Glassen Thomas, Nitsch Verena
Faculty of Aerospace Engineering, Human Factors Institute, Universität der Bundeswehr München, Werner-Heisenberg-Weg 39, 85577, Neubiberg, Germany.
Biol Cybern. 2016 Jun;110(2-3):217-27. doi: 10.1007/s00422-016-0686-6. Epub 2016 May 24.
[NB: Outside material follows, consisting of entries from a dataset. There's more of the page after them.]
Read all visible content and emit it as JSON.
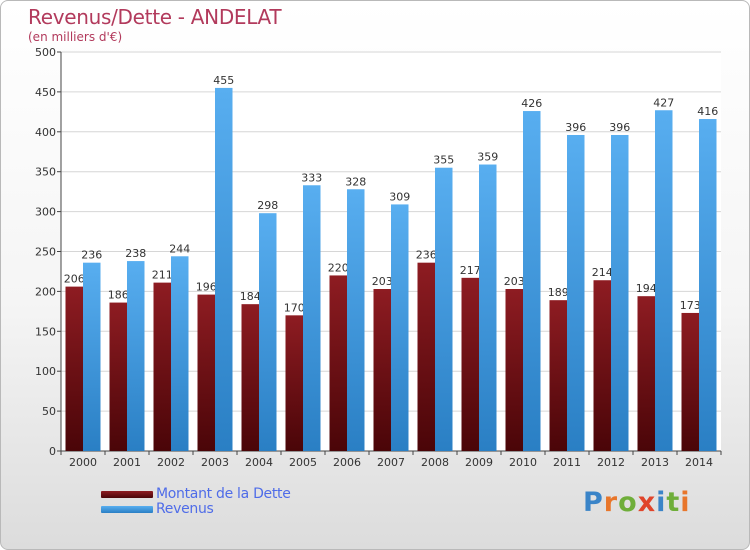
{
  "header": {
    "title": "Revenus/Dette - ANDELAT",
    "subtitle": "(en milliers d'€)"
  },
  "legend": {
    "items": [
      {
        "label": "Montant de la Dette",
        "color": "#7a0c12"
      },
      {
        "label": "Revenus",
        "color": "#3a9be3"
      }
    ]
  },
  "logo": {
    "text": "Proxiti",
    "letters": [
      {
        "ch": "P",
        "color": "#3a84c8"
      },
      {
        "ch": "r",
        "color": "#e8762b"
      },
      {
        "ch": "o",
        "color": "#6fae3a"
      },
      {
        "ch": "x",
        "color": "#e0452b"
      },
      {
        "ch": "i",
        "color": "#3a84c8"
      },
      {
        "ch": "t",
        "color": "#6fae3a"
      },
      {
        "ch": "i",
        "color": "#e8762b"
      }
    ]
  },
  "chart_data": {
    "type": "bar",
    "title": "Revenus/Dette - ANDELAT",
    "subtitle": "(en milliers d'€)",
    "categories": [
      "2000",
      "2001",
      "2002",
      "2003",
      "2004",
      "2005",
      "2006",
      "2007",
      "2008",
      "2009",
      "2010",
      "2011",
      "2012",
      "2013",
      "2014"
    ],
    "series": [
      {
        "name": "Montant de la Dette",
        "color": "#7a0c12",
        "values": [
          206,
          186,
          211,
          196,
          184,
          170,
          220,
          203,
          236,
          217,
          203,
          189,
          214,
          194,
          173
        ]
      },
      {
        "name": "Revenus",
        "color": "#3a9be3",
        "values": [
          236,
          238,
          244,
          455,
          298,
          333,
          328,
          309,
          355,
          359,
          426,
          396,
          396,
          427,
          416
        ]
      }
    ],
    "ylim": [
      0,
      500
    ],
    "yticks": [
      0,
      50,
      100,
      150,
      200,
      250,
      300,
      350,
      400,
      450,
      500
    ],
    "grid": true,
    "legend_position": "bottom-left"
  }
}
This article provides an introductory overview of the state of research on Hierarchical Bayesian Modeling in cognitive development. First, a brief historical summary and a definition of hierarchies in Bayesian modeling are given. Subsequently, some model structures are described based on four examples in the literature. These are models for the development of the shape bias, for learning ontological kinds and causal schemata as well as for the categorization of objects. The Bayesian modeling approach is then compared with the connectionist and nativist modeling paradigms and considered in view of Marr's (1982) three description levels of information-processing mechanisms. In this context, psychologically plausible algorithms and ideas of their neural implementation are presented. In addition to criticism and limitations of the approach, research needs are identified.
本文提供了关于认知发展中分层贝叶斯建模研究现状的介绍性概述。首先,给出了贝叶斯建模中层次结构的简要历史总结和定义。随后,基于文献中的四个例子描述了一些模型结构。这些模型分别用于形状偏好的发展、本体类别和因果图式的学习以及物体的分类。然后将贝叶斯建模方法与联结主义和先天主义建模范式进行了比较,并从马尔(1982)提出的信息处理机制的三个描述层次的角度进行了考量。在此背景下,介绍了心理上合理的算法及其神经实现的思路。除了该方法的批评和局限性之外,还确定了研究需求。